Cass. pen. Sez. V, Sent., (ud. 20-12-2010) 03-05-2011, n. 17188 Irrilevanza del fatto

Sentenza scelta dal dott. Domenico Cirasole direttore del sito giuridico http://www.gadit.it/
Svolgimento del processo – Motivi della decisione

D.D., minore di nazionalità macedone, veniva tratto all’udienza preliminare del Tribunale per i minorenni di Trieste con richiesta del Pubblico Ministero di declaratoria di irrilevanza del fatto, costituito dalla dichiarazione di false generalità all’Autorità di frontiera.

Con sentenza del 25 febbraio 2010 il giudice dell’udienza preliminare dichiarava invece ai sensi dell’art. 129 c.p.p., non luogo a procedere nei confronti del predetto in ordine al reato ascrittogli, con la formula "perchè il fatto non sussiste", osservando che non v’era prova della consapevole consumazione del reato da parte del giovane, atteso che non era certo che conoscesse la lingua italiana, nè risultava che fosse stato assistito da interprete.

Avverso detta sentenza propone ricorso il Procuratore Generale presso la Corte di Appello di Trieste deducendone l’abnormità, atteso che a suo avviso il giudice dell’udienza preliminare una volta investito della richiesta di una pronuncia di proscioglimento per irrilevanza del fatto, non aveva il potere di pronunciare una sentenza ampiamente liberatoria in fatto ai sensi dell’art. 129 c.p.p., tanto meno con provvedimento de plano, come era avvenuto nel caso di specie.
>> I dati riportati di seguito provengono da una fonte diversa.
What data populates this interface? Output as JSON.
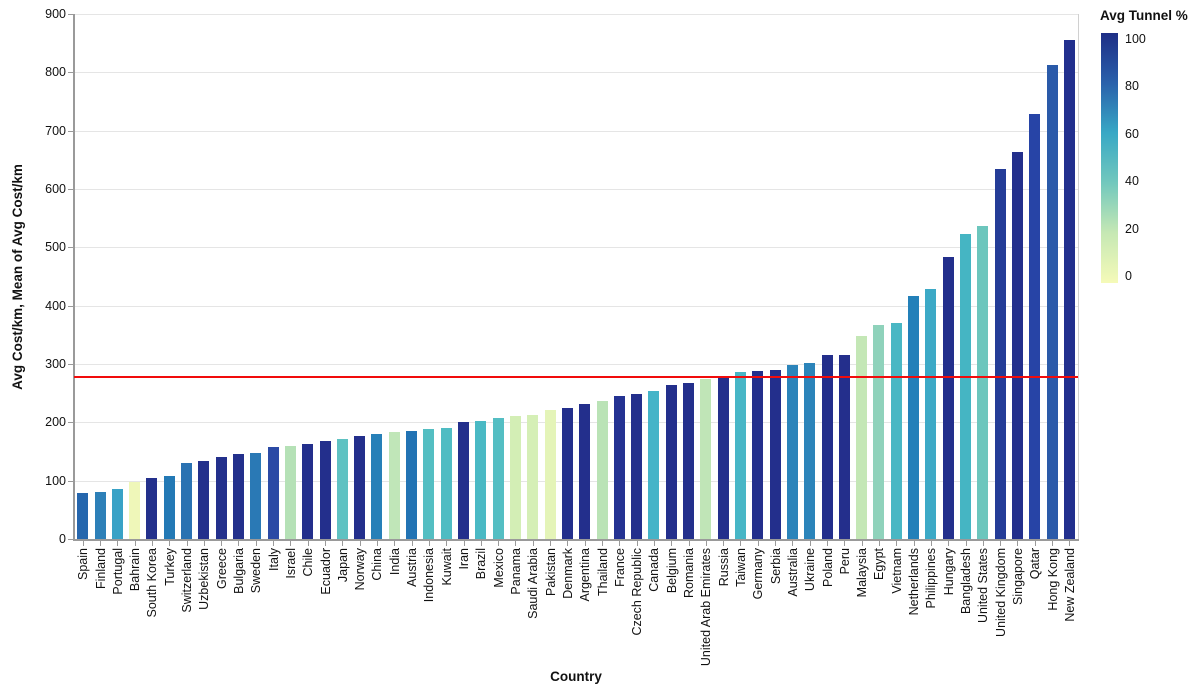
{
  "chart_data": {
    "type": "bar",
    "title": "",
    "y_axis": {
      "label": "Avg Cost/km, Mean of Avg Cost/km",
      "ticks": [
        0,
        100,
        200,
        300,
        400,
        500,
        600,
        700,
        800,
        900
      ],
      "range": [
        0,
        900
      ],
      "grid": true
    },
    "x_axis": {
      "label": "Country"
    },
    "categories": [
      "Spain",
      "Finland",
      "Portugal",
      "Bahrain",
      "South Korea",
      "Turkey",
      "Switzerland",
      "Uzbekistan",
      "Greece",
      "Bulgaria",
      "Sweden",
      "Italy",
      "Israel",
      "Chile",
      "Ecuador",
      "Japan",
      "Norway",
      "China",
      "India",
      "Austria",
      "Indonesia",
      "Kuwait",
      "Iran",
      "Brazil",
      "Mexico",
      "Panama",
      "Saudi Arabia",
      "Pakistan",
      "Denmark",
      "Argentina",
      "Thailand",
      "France",
      "Czech Republic",
      "Canada",
      "Belgium",
      "Romania",
      "United Arab Emirates",
      "Russia",
      "Taiwan",
      "Germany",
      "Serbia",
      "Australia",
      "Ukraine",
      "Poland",
      "Peru",
      "Malaysia",
      "Egypt",
      "Vietnam",
      "Netherlands",
      "Philippines",
      "Hungary",
      "Bangladesh",
      "United States",
      "United Kingdom",
      "Singapore",
      "Qatar",
      "Hong Kong",
      "New Zealand"
    ],
    "values": [
      79,
      80,
      86,
      97,
      105,
      108,
      130,
      133,
      141,
      146,
      148,
      158,
      160,
      163,
      168,
      171,
      177,
      180,
      183,
      185,
      189,
      190,
      200,
      202,
      207,
      211,
      212,
      222,
      225,
      232,
      236,
      245,
      248,
      254,
      264,
      268,
      274,
      276,
      286,
      288,
      290,
      298,
      302,
      315,
      316,
      348,
      367,
      371,
      416,
      428,
      483,
      523,
      537,
      634,
      663,
      728,
      812,
      856
    ],
    "bar_colors": [
      "#2566ad",
      "#2d80b8",
      "#39a2c6",
      "#eff7b9",
      "#23308c",
      "#2379b5",
      "#2a72b2",
      "#23308c",
      "#23308c",
      "#23308c",
      "#2a79b5",
      "#2b4aa5",
      "#b5e1b6",
      "#232f8c",
      "#232f8c",
      "#5fc2c2",
      "#232f8c",
      "#2780b8",
      "#c0e6b8",
      "#2273b4",
      "#54bec2",
      "#4fbcc3",
      "#232f8c",
      "#4ab9c4",
      "#54bec3",
      "#d3eeb5",
      "#d5efb6",
      "#e4f4b8",
      "#232f8c",
      "#232f8c",
      "#bae3b6",
      "#243292",
      "#232f8c",
      "#45b4c8",
      "#232f8c",
      "#232f8c",
      "#c0e5b7",
      "#232f8c",
      "#47b6c6",
      "#232f8c",
      "#232f8c",
      "#2b84ba",
      "#2b84ba",
      "#232e8b",
      "#242f8c",
      "#c4e7b6",
      "#8fd2bb",
      "#49b7c4",
      "#2380b9",
      "#3ca9c6",
      "#232f8c",
      "#45b5c3",
      "#6cc6bd",
      "#243c97",
      "#232f8c",
      "#2744a6",
      "#2a5aa9",
      "#22308e"
    ],
    "mean_line": {
      "value": 280,
      "color": "#f10c0c"
    },
    "legend": {
      "title": "Avg Tunnel %",
      "ticks": [
        100,
        80,
        60,
        40,
        20,
        0
      ],
      "gradient_stops": [
        {
          "pct": 0,
          "color": "#f5fab8"
        },
        {
          "pct": 20,
          "color": "#c6e8b4"
        },
        {
          "pct": 40,
          "color": "#72c8bd"
        },
        {
          "pct": 60,
          "color": "#38a8c5"
        },
        {
          "pct": 80,
          "color": "#2a61ab"
        },
        {
          "pct": 100,
          "color": "#1e2e86"
        }
      ]
    },
    "colors": {
      "grid": "#e5e5e5",
      "axis": "#9a9a9a",
      "text": "#111111"
    }
  }
}
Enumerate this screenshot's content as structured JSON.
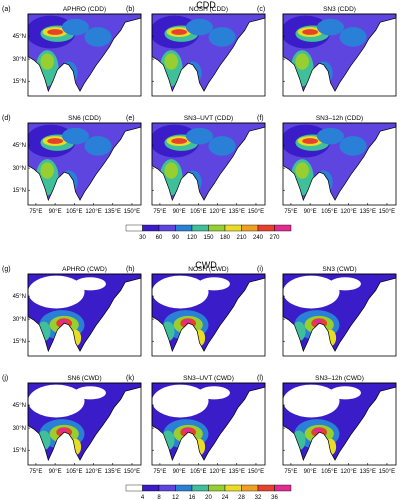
{
  "figure": {
    "sections": [
      {
        "title": "CDD",
        "panels": [
          {
            "tag": "(a)",
            "name": "APHRO (CDD)"
          },
          {
            "tag": "(b)",
            "name": "NOSH (CDD)"
          },
          {
            "tag": "(c)",
            "name": "SN3 (CDD)"
          },
          {
            "tag": "(d)",
            "name": "SN6 (CDD)"
          },
          {
            "tag": "(e)",
            "name": "SN3–UVT (CDD)"
          },
          {
            "tag": "(f)",
            "name": "SN3–12h (CDD)"
          }
        ],
        "colorbar": {
          "ticks": [
            "30",
            "60",
            "90",
            "120",
            "150",
            "180",
            "210",
            "240",
            "270"
          ],
          "colors": [
            "#ffffff",
            "#3a1cc8",
            "#5f45e0",
            "#2a7fd6",
            "#3fbf9a",
            "#96cf2f",
            "#e8dd24",
            "#f0a020",
            "#e8402c",
            "#e22a90"
          ]
        }
      },
      {
        "title": "CWD",
        "panels": [
          {
            "tag": "(g)",
            "name": "APHRO (CWD)"
          },
          {
            "tag": "(h)",
            "name": "NOSH (CWD)"
          },
          {
            "tag": "(i)",
            "name": "SN3 (CWD)"
          },
          {
            "tag": "(j)",
            "name": "SN6 (CWD)"
          },
          {
            "tag": "(k)",
            "name": "SN3–UVT (CWD)"
          },
          {
            "tag": "(l)",
            "name": "SN3–12h (CWD)"
          }
        ],
        "colorbar": {
          "ticks": [
            "4",
            "8",
            "12",
            "16",
            "20",
            "24",
            "28",
            "32",
            "36"
          ],
          "colors": [
            "#ffffff",
            "#3a1cc8",
            "#5f45e0",
            "#2a7fd6",
            "#3fbf9a",
            "#96cf2f",
            "#e8dd24",
            "#f0a020",
            "#e8402c",
            "#e22a90"
          ]
        }
      }
    ],
    "lon_ticks": [
      "75°E",
      "90°E",
      "105°E",
      "120°E",
      "135°E",
      "150°E"
    ],
    "lat_ticks": [
      "45°N",
      "30°N",
      "15°N"
    ]
  },
  "chart_data": [
    {
      "type": "heatmap",
      "title": "CDD",
      "panels": [
        "(a) APHRO (CDD)",
        "(b) NOSH (CDD)",
        "(c) SN3 (CDD)",
        "(d) SN6 (CDD)",
        "(e) SN3–UVT (CDD)",
        "(f) SN3–12h (CDD)"
      ],
      "x_ticks": [
        "75°E",
        "90°E",
        "105°E",
        "120°E",
        "135°E",
        "150°E"
      ],
      "y_ticks": [
        "45°N",
        "30°N",
        "15°N"
      ],
      "color_levels": [
        30,
        60,
        90,
        120,
        150,
        180,
        210,
        240,
        270
      ]
    },
    {
      "type": "heatmap",
      "title": "CWD",
      "panels": [
        "(g) APHRO (CWD)",
        "(h) NOSH (CWD)",
        "(i) SN3 (CWD)",
        "(j) SN6 (CWD)",
        "(k) SN3–UVT (CWD)",
        "(l) SN3–12h (CWD)"
      ],
      "x_ticks": [
        "75°E",
        "90°E",
        "105°E",
        "120°E",
        "135°E",
        "150°E"
      ],
      "y_ticks": [
        "45°N",
        "30°N",
        "15°N"
      ],
      "color_levels": [
        4,
        8,
        12,
        16,
        20,
        24,
        28,
        32,
        36
      ]
    }
  ]
}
Il ricorso è destituito di fondamento, atteso che la sentenza impugnata non è abnorme, non costituendo espressione di un vulnus radicalmente incompatibile con la ratio dell’iter processuale previsto dalla norma di rito (Sez. Unite n. 25957 del 26 marzo 2009, Toni- Rv 243590), ma anzi trovando logico inserimento nel sistema. La Corte ritiene infatti di non condividere l’orientamento espresso dalla sentenza della 1^ Sezione n. 11349 del 17 merzo 2006 – Rv 233447, atteso che l’art. 129 c.p.p. è certamente applicabile anche nel procedimento contro minori, e per altro verso il proscioglimento anticipato corrisponde alla caratteristica fondamentale del processo minorile, che è orientato alla necessità della più sollecita fuoruscita del minore dal circuito processuale. Del resto non va trascurato di considerare che tale ultimo risultato in linea di massima consegue indifferentemente sia al proscioglimento per irrilevanza del fatto che a quello per insussistenza del fatto, che non solo non è deteriore per il minore, ma anzi gli è più favorevole, di modo che non appare giustificato l’interesse del Procuratore Generale all’impugnazione se non nell’ottica della tutela dell’assetto formale della geometria del processo minorile, come dettata sul punto dal D.P.R. n. 448 del 1988, art. 27, che comporterebbe un inutile dispendio di giurisdizione ed il mantenimento del giovane macedone sotto la soggezione di un procedimento penale che comunque si risolverebbe in suo favore.

Quanto al dedotto difetto di motivazione, va rilevato che sebbene con estrema stringatezza, la sentenza impugnata da tuttavia conto delle ragioni della decisione, osservando che nel caso di specie non poteva affermarsi per certo che il minore straniero fosse nella condizione di comprendere le domande rivoltegli dalla polizia di frontiera, nè risultava che nell’occasione fosse stato assistito da interprete.

Il ricorso va pertanto rigettato.
P.Q.M.

La Corte rigetta il ricorso.

Dispone l’oscuramento dei dati identificativi del minore.

Testo non ufficiale. La sola stampa del bollettino ufficiale ha carattere legale.